Опять «если», «но», и опять Жильцов понял недоговоренность. Сейчас они оба — Линьков и Жильцов — напоминали шахматистов, подсчитывающих различные варианты. А если судно-нарушитель не будет далеко заходить в наши воды? А если «крылатые» (речь шла о пограничных катерах на подводных крыльях) появятся раньше и все-таки спугнут? А если...

— А если мы вылетим сейчас? — спросил Жильцов.

— Не понимаю мысли, — сказал полковник.

— У нас уже давно сделан расчет. Если цель в наших водах — это от тридцати пяти до сорока минут полета. Многовато, конечно... Если они проверяли, нет ли поблизости кораблей и вертолета...

— А что? — хмыкнул Линьков, поняв наконец. — Может интересно получиться. Где вы посадите машину?

Жильцов летал над этим районом и помнил ту часть побережья. В конце концов, машину он может посадить на любой поляне, за дюнами. С моря его не увидят.

— Это хорошо днем, — сказал полковник. — Сможете посадить ночью?

— Смогу, — сказал Жильцов. Мысленно он уже сажал машину. Конечно, малость рискованно: ни площадки, ни посадочных огней. Но зато в случае надобности ему потребуется от силы десять минут, чтобы оказаться над нарушителем, если он появится все-таки в наших водах.

Спешить было некуда — вся ночь впереди, а посты технического наблюдения молчали: цель вышла из зоны видимости. Можно было даже поспать часа два. Но Жильцов знал, что ему все равно не уснуть. Им уже владело то знакомое нервное напряжение, которое отпустит его разом потом, после, и вот тогда наступит сон не сон, а странное, все больше и больше пугающее его состояние отрешенности и забытья. Так что лучше лететь сейчас.


...Он сел на свое место, справа сел Кокорев, и, покосившись на него, Жильцов вспомнил Колю Бусько: тот не любил ночных полетов и говорил, что удовольствия от такого полета — все равно что нюхать розу через противогаз. Впрочем, Жильцов тоже не очень-то любил летать ночью, и не потому, что в этом таилась какая-то опасность, вовсе нет.
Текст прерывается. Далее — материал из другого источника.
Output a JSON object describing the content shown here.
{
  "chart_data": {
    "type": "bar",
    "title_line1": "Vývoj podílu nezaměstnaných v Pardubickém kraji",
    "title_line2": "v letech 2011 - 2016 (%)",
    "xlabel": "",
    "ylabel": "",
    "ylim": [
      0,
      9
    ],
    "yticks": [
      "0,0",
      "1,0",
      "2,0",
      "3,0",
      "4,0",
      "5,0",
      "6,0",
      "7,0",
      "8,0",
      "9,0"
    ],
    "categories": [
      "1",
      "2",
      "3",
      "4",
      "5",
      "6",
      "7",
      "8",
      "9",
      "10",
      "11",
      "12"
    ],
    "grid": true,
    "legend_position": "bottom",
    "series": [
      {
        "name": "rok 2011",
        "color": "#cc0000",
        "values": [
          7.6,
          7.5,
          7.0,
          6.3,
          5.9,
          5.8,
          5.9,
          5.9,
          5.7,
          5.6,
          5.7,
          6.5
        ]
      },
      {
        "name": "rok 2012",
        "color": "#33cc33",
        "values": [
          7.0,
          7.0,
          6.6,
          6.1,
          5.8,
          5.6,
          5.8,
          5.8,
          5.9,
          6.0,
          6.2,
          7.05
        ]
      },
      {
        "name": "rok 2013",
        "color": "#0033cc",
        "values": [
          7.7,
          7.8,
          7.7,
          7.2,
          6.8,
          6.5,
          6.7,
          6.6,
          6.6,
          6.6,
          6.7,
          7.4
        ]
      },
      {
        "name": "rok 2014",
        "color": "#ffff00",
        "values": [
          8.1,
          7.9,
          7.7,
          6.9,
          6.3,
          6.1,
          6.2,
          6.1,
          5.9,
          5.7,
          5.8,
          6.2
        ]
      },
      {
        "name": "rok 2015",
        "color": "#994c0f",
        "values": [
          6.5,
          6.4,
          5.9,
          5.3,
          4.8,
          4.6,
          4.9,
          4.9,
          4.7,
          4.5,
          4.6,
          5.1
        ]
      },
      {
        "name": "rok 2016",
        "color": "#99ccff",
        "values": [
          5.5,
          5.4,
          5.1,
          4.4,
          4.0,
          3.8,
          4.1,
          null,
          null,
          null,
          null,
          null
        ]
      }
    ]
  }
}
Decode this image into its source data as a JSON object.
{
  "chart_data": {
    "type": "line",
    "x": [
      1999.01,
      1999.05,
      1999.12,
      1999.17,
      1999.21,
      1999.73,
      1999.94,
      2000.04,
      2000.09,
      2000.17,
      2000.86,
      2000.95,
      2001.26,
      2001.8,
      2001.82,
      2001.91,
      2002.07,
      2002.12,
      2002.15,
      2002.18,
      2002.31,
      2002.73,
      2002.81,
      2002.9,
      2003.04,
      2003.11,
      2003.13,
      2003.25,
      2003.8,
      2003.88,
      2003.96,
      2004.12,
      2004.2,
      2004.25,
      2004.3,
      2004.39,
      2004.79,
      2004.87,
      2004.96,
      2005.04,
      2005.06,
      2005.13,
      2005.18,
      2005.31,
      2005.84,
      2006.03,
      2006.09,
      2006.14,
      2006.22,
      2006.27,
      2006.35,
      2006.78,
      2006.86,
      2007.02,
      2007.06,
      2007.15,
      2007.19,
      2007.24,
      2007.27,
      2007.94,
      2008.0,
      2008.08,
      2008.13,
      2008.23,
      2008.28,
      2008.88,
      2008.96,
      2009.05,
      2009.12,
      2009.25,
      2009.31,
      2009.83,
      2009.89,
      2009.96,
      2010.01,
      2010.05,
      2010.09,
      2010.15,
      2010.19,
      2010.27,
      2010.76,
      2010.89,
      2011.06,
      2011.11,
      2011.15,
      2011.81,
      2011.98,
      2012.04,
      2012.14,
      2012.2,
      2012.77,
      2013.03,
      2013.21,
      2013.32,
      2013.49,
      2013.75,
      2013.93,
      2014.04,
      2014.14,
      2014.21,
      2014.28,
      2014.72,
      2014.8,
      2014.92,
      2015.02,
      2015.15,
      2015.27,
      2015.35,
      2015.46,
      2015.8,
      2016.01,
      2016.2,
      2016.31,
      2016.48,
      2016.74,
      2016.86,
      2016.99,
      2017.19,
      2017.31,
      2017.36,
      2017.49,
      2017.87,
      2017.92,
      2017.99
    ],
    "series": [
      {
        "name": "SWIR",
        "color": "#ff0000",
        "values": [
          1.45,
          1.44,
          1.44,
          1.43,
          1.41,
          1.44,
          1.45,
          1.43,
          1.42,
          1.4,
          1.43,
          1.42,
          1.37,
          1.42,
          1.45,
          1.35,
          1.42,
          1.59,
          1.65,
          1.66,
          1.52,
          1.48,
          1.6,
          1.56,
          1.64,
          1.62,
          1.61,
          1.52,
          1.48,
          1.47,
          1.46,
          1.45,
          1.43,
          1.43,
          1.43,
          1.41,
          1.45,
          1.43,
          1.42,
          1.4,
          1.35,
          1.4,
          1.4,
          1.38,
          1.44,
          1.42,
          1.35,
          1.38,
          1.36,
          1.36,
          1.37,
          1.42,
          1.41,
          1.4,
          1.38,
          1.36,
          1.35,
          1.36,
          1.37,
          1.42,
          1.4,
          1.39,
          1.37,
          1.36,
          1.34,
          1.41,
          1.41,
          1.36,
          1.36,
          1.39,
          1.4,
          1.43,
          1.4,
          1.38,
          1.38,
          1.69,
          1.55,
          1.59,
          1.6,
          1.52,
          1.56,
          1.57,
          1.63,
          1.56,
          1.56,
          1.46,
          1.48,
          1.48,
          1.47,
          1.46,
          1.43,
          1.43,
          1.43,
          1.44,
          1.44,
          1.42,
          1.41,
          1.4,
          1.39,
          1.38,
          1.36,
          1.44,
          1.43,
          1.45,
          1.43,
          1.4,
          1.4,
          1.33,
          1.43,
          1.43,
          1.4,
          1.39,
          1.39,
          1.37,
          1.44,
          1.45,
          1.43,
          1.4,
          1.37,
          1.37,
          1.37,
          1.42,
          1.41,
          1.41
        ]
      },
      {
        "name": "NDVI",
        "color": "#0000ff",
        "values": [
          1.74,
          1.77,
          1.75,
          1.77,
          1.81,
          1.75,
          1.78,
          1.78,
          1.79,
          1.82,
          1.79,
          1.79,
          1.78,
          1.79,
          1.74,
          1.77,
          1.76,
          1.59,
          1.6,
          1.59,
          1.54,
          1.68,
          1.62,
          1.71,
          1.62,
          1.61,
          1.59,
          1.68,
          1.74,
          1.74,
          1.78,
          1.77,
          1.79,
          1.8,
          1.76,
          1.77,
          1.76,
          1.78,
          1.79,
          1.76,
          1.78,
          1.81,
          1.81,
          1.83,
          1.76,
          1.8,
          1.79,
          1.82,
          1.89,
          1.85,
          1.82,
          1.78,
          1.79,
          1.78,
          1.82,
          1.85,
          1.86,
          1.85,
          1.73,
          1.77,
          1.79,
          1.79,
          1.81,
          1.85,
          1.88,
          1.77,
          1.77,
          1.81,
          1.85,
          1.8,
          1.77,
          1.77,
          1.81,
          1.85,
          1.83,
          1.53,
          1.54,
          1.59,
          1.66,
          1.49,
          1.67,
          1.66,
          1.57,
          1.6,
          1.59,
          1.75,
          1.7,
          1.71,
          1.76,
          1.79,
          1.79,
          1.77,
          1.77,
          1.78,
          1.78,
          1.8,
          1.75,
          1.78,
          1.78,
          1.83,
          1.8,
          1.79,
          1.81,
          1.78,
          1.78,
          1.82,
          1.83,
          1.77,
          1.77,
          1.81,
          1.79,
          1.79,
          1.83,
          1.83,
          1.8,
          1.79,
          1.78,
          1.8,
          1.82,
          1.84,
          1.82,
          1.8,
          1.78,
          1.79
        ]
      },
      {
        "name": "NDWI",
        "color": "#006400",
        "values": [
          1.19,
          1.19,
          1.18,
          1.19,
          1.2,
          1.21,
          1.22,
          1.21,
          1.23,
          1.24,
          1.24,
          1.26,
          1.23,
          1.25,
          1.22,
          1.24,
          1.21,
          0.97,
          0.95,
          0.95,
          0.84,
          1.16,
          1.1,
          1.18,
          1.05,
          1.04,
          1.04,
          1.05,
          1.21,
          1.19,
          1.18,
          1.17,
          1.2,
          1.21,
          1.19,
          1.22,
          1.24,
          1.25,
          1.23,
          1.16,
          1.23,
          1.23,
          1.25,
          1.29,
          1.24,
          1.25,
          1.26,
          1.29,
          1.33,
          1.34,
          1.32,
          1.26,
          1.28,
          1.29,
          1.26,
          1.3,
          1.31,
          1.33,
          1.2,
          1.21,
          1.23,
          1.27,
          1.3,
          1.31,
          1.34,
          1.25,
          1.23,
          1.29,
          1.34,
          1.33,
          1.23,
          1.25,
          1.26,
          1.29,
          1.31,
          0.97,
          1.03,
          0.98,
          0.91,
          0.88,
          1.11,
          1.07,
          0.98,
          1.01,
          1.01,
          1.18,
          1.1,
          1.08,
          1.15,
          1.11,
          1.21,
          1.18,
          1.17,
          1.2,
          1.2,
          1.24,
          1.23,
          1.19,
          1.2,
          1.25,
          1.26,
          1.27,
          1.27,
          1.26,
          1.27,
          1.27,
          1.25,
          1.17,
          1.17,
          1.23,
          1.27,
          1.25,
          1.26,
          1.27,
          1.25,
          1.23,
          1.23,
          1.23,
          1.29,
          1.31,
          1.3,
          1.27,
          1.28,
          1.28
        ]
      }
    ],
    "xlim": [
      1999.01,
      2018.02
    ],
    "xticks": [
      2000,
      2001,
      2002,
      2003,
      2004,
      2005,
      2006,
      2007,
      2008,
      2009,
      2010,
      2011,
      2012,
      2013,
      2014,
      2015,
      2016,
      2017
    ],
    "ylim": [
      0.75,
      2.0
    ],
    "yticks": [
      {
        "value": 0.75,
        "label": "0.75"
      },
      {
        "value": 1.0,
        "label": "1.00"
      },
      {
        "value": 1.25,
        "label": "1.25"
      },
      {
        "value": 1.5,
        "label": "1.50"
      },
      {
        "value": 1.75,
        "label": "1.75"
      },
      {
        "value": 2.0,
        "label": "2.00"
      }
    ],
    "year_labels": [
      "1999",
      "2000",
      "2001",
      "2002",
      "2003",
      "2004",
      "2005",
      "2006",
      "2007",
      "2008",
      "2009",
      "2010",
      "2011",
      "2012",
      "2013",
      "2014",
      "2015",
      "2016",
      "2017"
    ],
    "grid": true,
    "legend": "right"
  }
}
Просто неприятно, когда глаза у тебя словно залеплены и все время хочется смахнуть с них невидимую, мешающую пелену. Но у него было другое — была выработанная годами привычка, были приборы. Вот если бы еще на месте Кокорева сидел Коля Бусько!..

Сейчас он особенно остро почувствовал всю необычность предстоящего полета. Господи, да так ли они вылетали по ночам оттуда, из эскадрильи?! Там положен ответственный офицер от командования, ответственный за выпуск экипажа, ответственный за график, там же — группа обеспечения и еще один ответственный — по РТО (радиотехническому обеспечению). А здесь ты один на один с машиной и небом, тут тебе не поможет никто, ты сам ответствен за выпуск и обеспечение, и в тебе одном должно сработать умение всех тех людей, которые ничем не могут помочь сейчас.

Он легко поднял машину и положил ее на курс.

Городок поплыл назад. Пунктиры уличных фонарей, разбросанные желтые пятна освещенных окон — все это быстро проплыло, и внизу был темный провал. Ощущение движения исчезло. Он начал набирать высоту, чтобы подальше уйти от земли, и по кабине сразу начали стегать серые клочья, будто кто-то огромный курил и пускал дым прямо в машину: облачность была низкой.

— Как идем? — спросил он Кокорева.

— Правильно идем, командир.

Еще там, на земле, он объяснил экипажу задачу полета, и Кокорев хмыкнул: «Да уж, прямо скажем, не увеселительная прогулочка!» Опять эта болтовня! Но теперь Жильцов ошибся: это была не болтовня. Кокореву на минуту стало не по себе, когда он представил, как командир будет сажать машину, и он должен был чем-то приглушить появившийся страх.

Сейчас Кокорев не то чтобы совсем успокоился, но работа отвлекла его от этого страха, и теперь он боялся другого — не сбиться с курса. Достаточно промахнуть сто или сто пятьдесят метров в сторону — и под машиной будет море.

Время и пространство объединились для Кокорева в плотную, почти физически ощутимую массу. Он тоже не чувствовал движения, он был словно бы ни в чем — впустоте, и с живым миром его связывали карта — рисованный образ земли, да приборы, да формулы расчета, вызубренные еще там, на курсантской скамье. Все номенялось местами. От него одного зависело, как Жильцов выведет машину в точку посадки. Но у него не было времени подумать над этим.

В наушниках раздавалось какое-то посвистывание, оно раздражало Кокорева. Он поглядел на командира — тот сидел, плотно сдвинув губы. Тогда Кокорев сказал:

— Перестаньте свистеть, Женя.

Каланджи перестал свистеть, и Кокорев подумал, что, может быть, это посвистывание тоже, как говорится, чисто нервное, но оно мешало ему. Конечно, не стоило бы говорить так резко...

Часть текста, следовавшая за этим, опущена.